There are films that demand sequels, and then there's Miss Congeniality. Oh, the 'dowdy cop goes undercover at a beauty pageant and gets in touch with her inner babe' comedy was enjoyable enough, and gave Sandra Bullock one of her better roles as the clunky, accident-prone Fed - but nobody (except perhaps Bullock's bank manager) was crying out for a follow-up. Nonetheless, here it is and, sad to report, it's exactly in line with expectations, never rising above the mundane.

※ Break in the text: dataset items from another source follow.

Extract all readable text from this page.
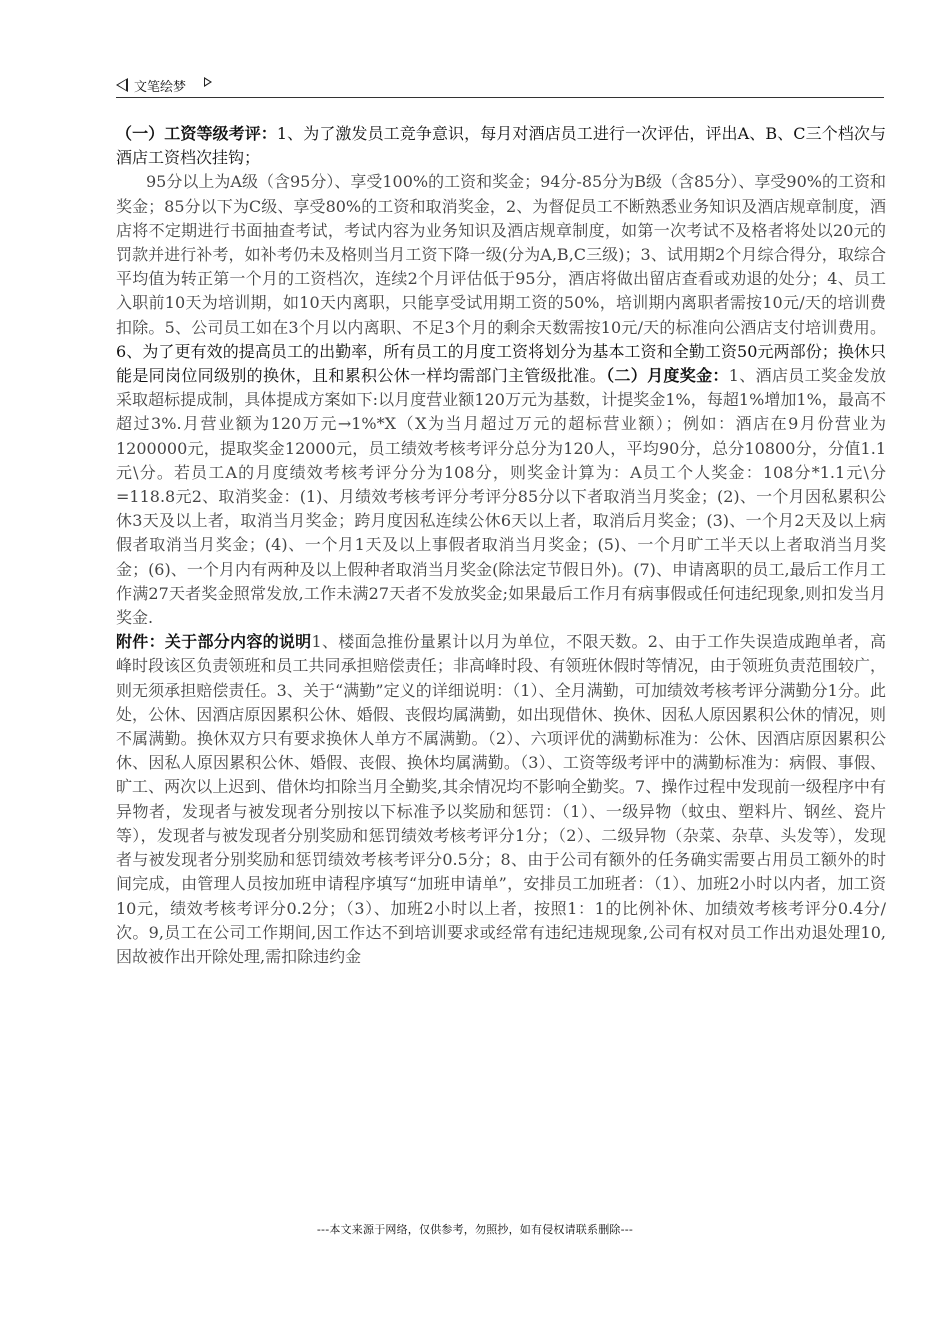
文笔绘梦

（一）工资等级考评：1、为了激发员工竞争意识，每月对酒店员工进行一次评估，评出A、B、C三个档次与酒店工资档次挂钩；

95分以上为A级（含95分）、享受100%的工资和奖金；94分-85分为B级（含85分）、享受90%的工资和奖金；85分以下为C级、享受80%的工资和取消奖金，2、为督促员工不断熟悉业务知识及酒店规章制度，酒店将不定期进行书面抽查考试，考试内容为业务知识及酒店规章制度，如第一次考试不及格者将处以20元的罚款并进行补考，如补考仍未及格则当月工资下降一级(分为A,B,C三级)；3、试用期2个月综合得分，取综合平均值为转正第一个月的工资档次，连续2个月评估低于95分，酒店将做出留店查看或劝退的处分；4、员工入职前10天为培训期，如10天内离职，只能享受试用期工资的50%，培训期内离职者需按10元/天的培训费扣除。5、公司员工如在3个月以内离职、不足3个月的剩余天数需按10元/天的标准向公酒店支付培训费用。6、为了更有效的提高员工的出勤率，所有员工的月度工资将划分为基本工资和全勤工资50元两部份；换休只能是同岗位同级别的换休，且和累积公休一样均需部门主管级批准。（二）月度奖金：1、酒店员工奖金发放采取超标提成制，具体提成方案如下:以月度营业额120万元为基数，计提奖金1%，每超1%增加1%，最高不超过3%.月营业额为120万元→1%*X（X为当月超过万元的超标营业额）；例如：酒店在9月份营业为1200000元，提取奖金12000元，员工绩效考核考评分总分为120人，平均90分，总分10800分，分值1.1元\分。若员工A的月度绩效考核考评分分为108分，则奖金计算为：A员工个人奖金：108分*1.1元\分=118.8元2、取消奖金：(1)、月绩效考核考评分考评分85分以下者取消当月奖金；(2)、一个月因私累积公休3天及以上者，取消当月奖金；跨月度因私连续公休6天以上者，取消后月奖金；(3)、一个月2天及以上病假者取消当月奖金；(4)、一个月1天及以上事假者取消当月奖金；(5)、一个月旷工半天以上者取消当月奖金；(6)、一个月内有两种及以上假种者取消当月奖金(除法定节假日外)。(7)、申请离职的员工,最后工作月工作满27天者奖金照常发放,工作未满27天者不发放奖金;如果最后工作月有病事假或任何违纪现象,则扣发当月奖金.

附件：关于部分内容的说明1、楼面急推份量累计以月为单位，不限天数。2、由于工作失误造成跑单者，高峰时段该区负责领班和员工共同承担赔偿责任；非高峰时段、有领班休假时等情况，由于领班负责范围较广，则无须承担赔偿责任。3、关于“满勤”定义的详细说明：（1）、全月满勤，可加绩效考核考评分满勤分1分。此处，公休、因酒店原因累积公休、婚假、丧假均属满勤，如出现借休、换休、因私人原因累积公休的情况，则不属满勤。换休双方只有要求换休人单方不属满勤。（2）、六项评优的满勤标准为：公休、因酒店原因累积公休、因私人原因累积公休、婚假、丧假、换休均属满勤。（3）、工资等级考评中的满勤标准为：病假、事假、旷工、两次以上迟到、借休均扣除当月全勤奖,其余情况均不影响全勤奖。7、操作过程中发现前一级程序中有异物者，发现者与被发现者分别按以下标准予以奖励和惩罚：（1）、一级异物（蚊虫、塑料片、钢丝、瓷片等），发现者与被发现者分别奖励和惩罚绩效考核考评分1分；（2）、二级异物（杂菜、杂草、头发等），发现者与被发现者分别奖励和惩罚绩效考核考评分0.5分；8、由于公司有额外的任务确实需要占用员工额外的时间完成，由管理人员按加班申请程序填写“加班申请单”，安排员工加班者：（1）、加班2小时以内者，加工资10元，绩效考核考评分0.2分；（3）、加班2小时以上者，按照1：1的比例补休、加绩效考核考评分0.4分/次。9,员工在公司工作期间,因工作达不到培训要求或经常有违纪违规现象,公司有权对员工作出劝退处理10,因故被作出开除处理,需扣除违约金

---本文来源于网络，仅供参考，勿照抄，如有侵权请联系删除---
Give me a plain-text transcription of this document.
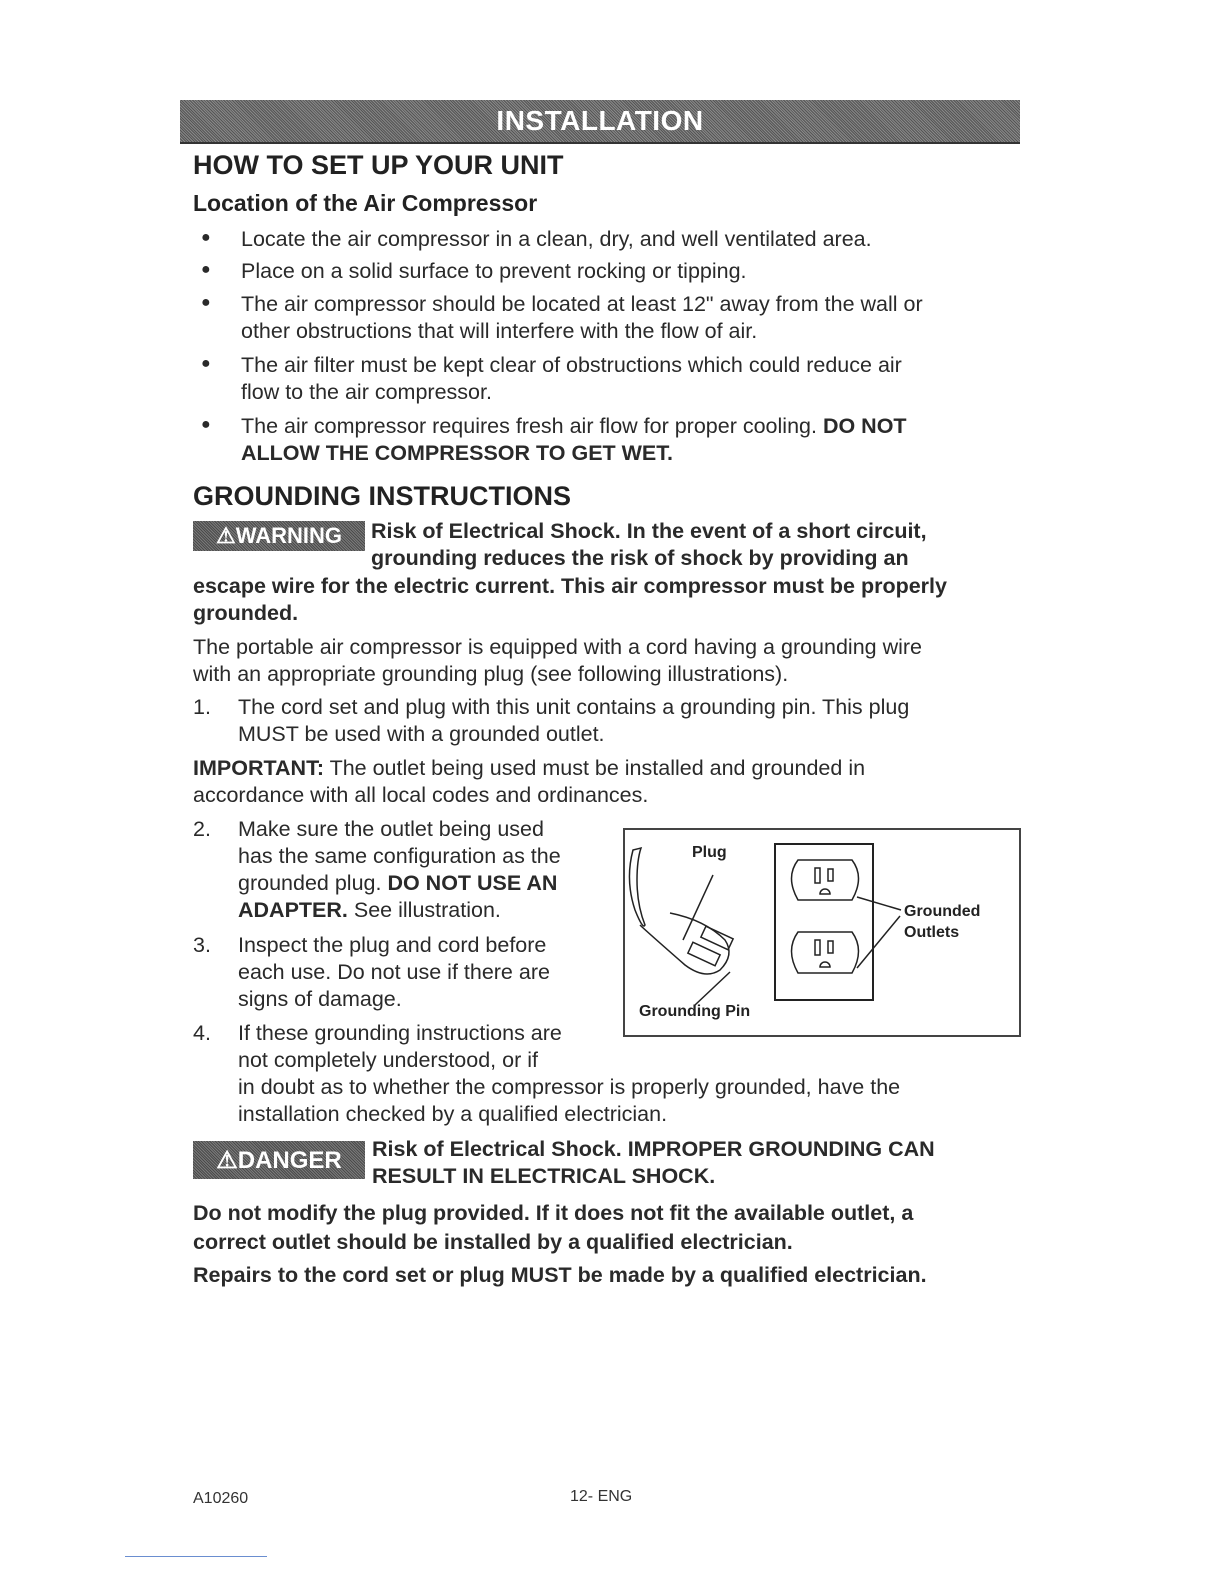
INSTALLATION
HOW TO SET UP YOUR UNIT
Location of the Air Compressor
● Locate the air compressor in a clean, dry, and well ventilated area.
● Place on a solid surface to prevent rocking or tipping.
● The air compressor should be located at least 12" away from the wall or
other obstructions that will interfere with the flow of air.
● The air filter must be kept clear of obstructions which could reduce air
flow to the air compressor.
● The air compressor requires fresh air flow for proper cooling. DO NOT
ALLOW THE COMPRESSOR TO GET WET.
GROUNDING INSTRUCTIONS
⚠WARNING	Risk of Electrical Shock. In the event of a short circuit,
grounding reduces the risk of shock by providing an
escape wire for the electric current. This air compressor must be properly
grounded.
The portable air compressor is equipped with a cord having a grounding wire
with an appropriate grounding plug (see following illustrations).
1. The cord set and plug with this unit contains a grounding pin. This plug
MUST be used with a grounded outlet.
IMPORTANT: The outlet being used must be installed and grounded in
accordance with all local codes and ordinances.
2. Make sure the outlet being used
has the same configuration as the
grounded plug. DO NOT USE AN
ADAPTER. See illustration.
3. Inspect the plug and cord before
each use. Do not use if there are
signs of damage.
4. If these grounding instructions are
not completely understood, or if
in doubt as to whether the compressor is properly grounded, have the
installation checked by a qualified electrician.
Plug
Grounding Pin
Grounded
Outlets
⚠DANGER	Risk of Electrical Shock. IMPROPER GROUNDING CAN
RESULT IN ELECTRICAL SHOCK.
Do not modify the plug provided. If it does not fit the available outlet, a
correct outlet should be installed by a qualified electrician.
Repairs to the cord set or plug MUST be made by a qualified electrician.
A10260	12- ENG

Initially, it looks like we might be in for something above and beyond the norm, as Bullock's affable Gracie Hart becomes a self-obsessed bitch, but director John Pasquin quickly drops this in favour of flat set-pieces, lame one-liners and a surfeit of touchy-feely 'respect your inner self' bollocks, all of which needed a dynamic director to make them spark. In Pasquin's hands, though, the film just trundles along, colourless and largely joyless.

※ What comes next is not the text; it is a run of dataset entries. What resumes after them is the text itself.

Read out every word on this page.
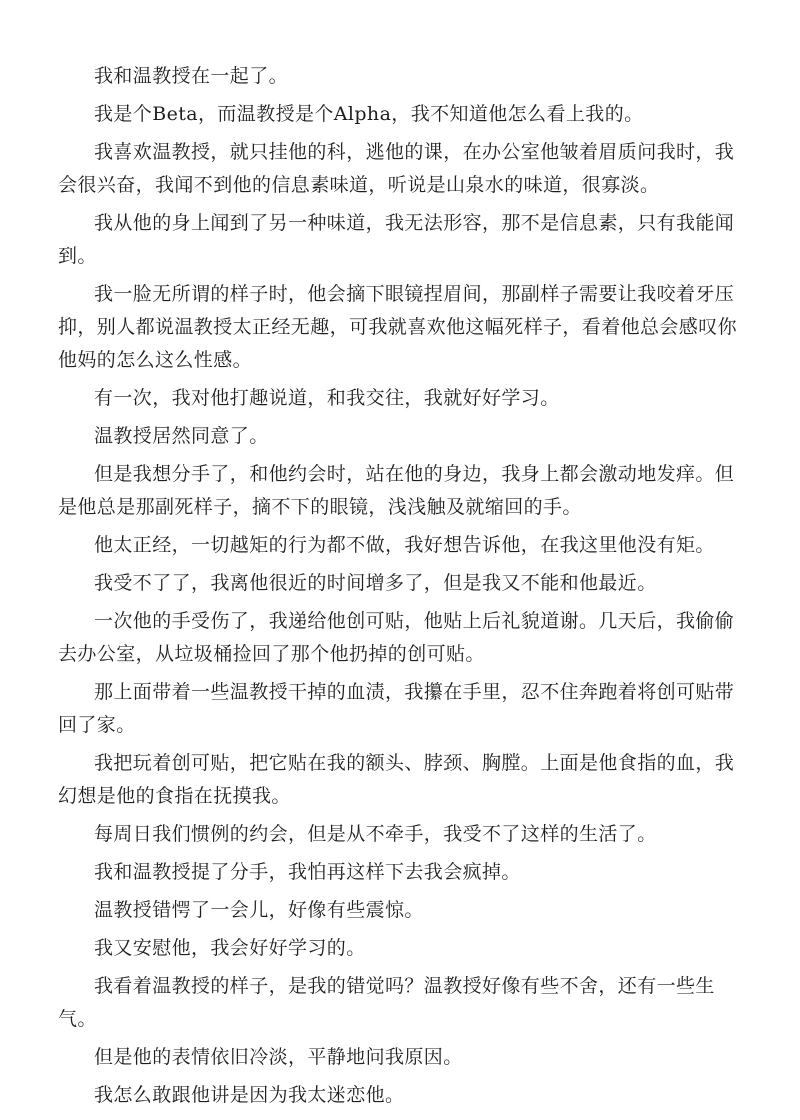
我和温教授在一起了。

我是个Beta，而温教授是个Alpha，我不知道他怎么看上我的。

我喜欢温教授，就只挂他的科，逃他的课，在办公室他皱着眉质问我时，我会很兴奋，我闻不到他的信息素味道，听说是山泉水的味道，很寡淡。

我从他的身上闻到了另一种味道，我无法形容，那不是信息素，只有我能闻到。

我一脸无所谓的样子时，他会摘下眼镜捏眉间，那副样子需要让我咬着牙压抑，别人都说温教授太正经无趣，可我就喜欢他这幅死样子，看着他总会感叹你他妈的怎么这么性感。

有一次，我对他打趣说道，和我交往，我就好好学习。

温教授居然同意了。

但是我想分手了，和他约会时，站在他的身边，我身上都会激动地发痒。但是他总是那副死样子，摘不下的眼镜，浅浅触及就缩回的手。

他太正经，一切越矩的行为都不做，我好想告诉他，在我这里他没有矩。

我受不了了，我离他很近的时间增多了，但是我又不能和他最近。

一次他的手受伤了，我递给他创可贴，他贴上后礼貌道谢。几天后，我偷偷去办公室，从垃圾桶捡回了那个他扔掉的创可贴。

那上面带着一些温教授干掉的血渍，我攥在手里，忍不住奔跑着将创可贴带回了家。

我把玩着创可贴，把它贴在我的额头、脖颈、胸膛。上面是他食指的血，我幻想是他的食指在抚摸我。

每周日我们惯例的约会，但是从不牵手，我受不了这样的生活了。

我和温教授提了分手，我怕再这样下去我会疯掉。

温教授错愕了一会儿，好像有些震惊。

我又安慰他，我会好好学习的。

我看着温教授的样子，是我的错觉吗？温教授好像有些不舍，还有一些生气。

但是他的表情依旧冷淡，平静地问我原因。

我怎么敢跟他讲是因为我太迷恋他。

In the face of such overwhelmingly rote material, Bullock, who's always such a natural screen comedienne, resorts to every trick in the book (pratfalls, disguises, funny voices) to get laughs, and succeeds more than she should have a right to. But by the time she and fellow feisty Fed Regina King are belting out a dance number at a drag bar, you could cut the air of desperation with a Jimmy Choo stiletto.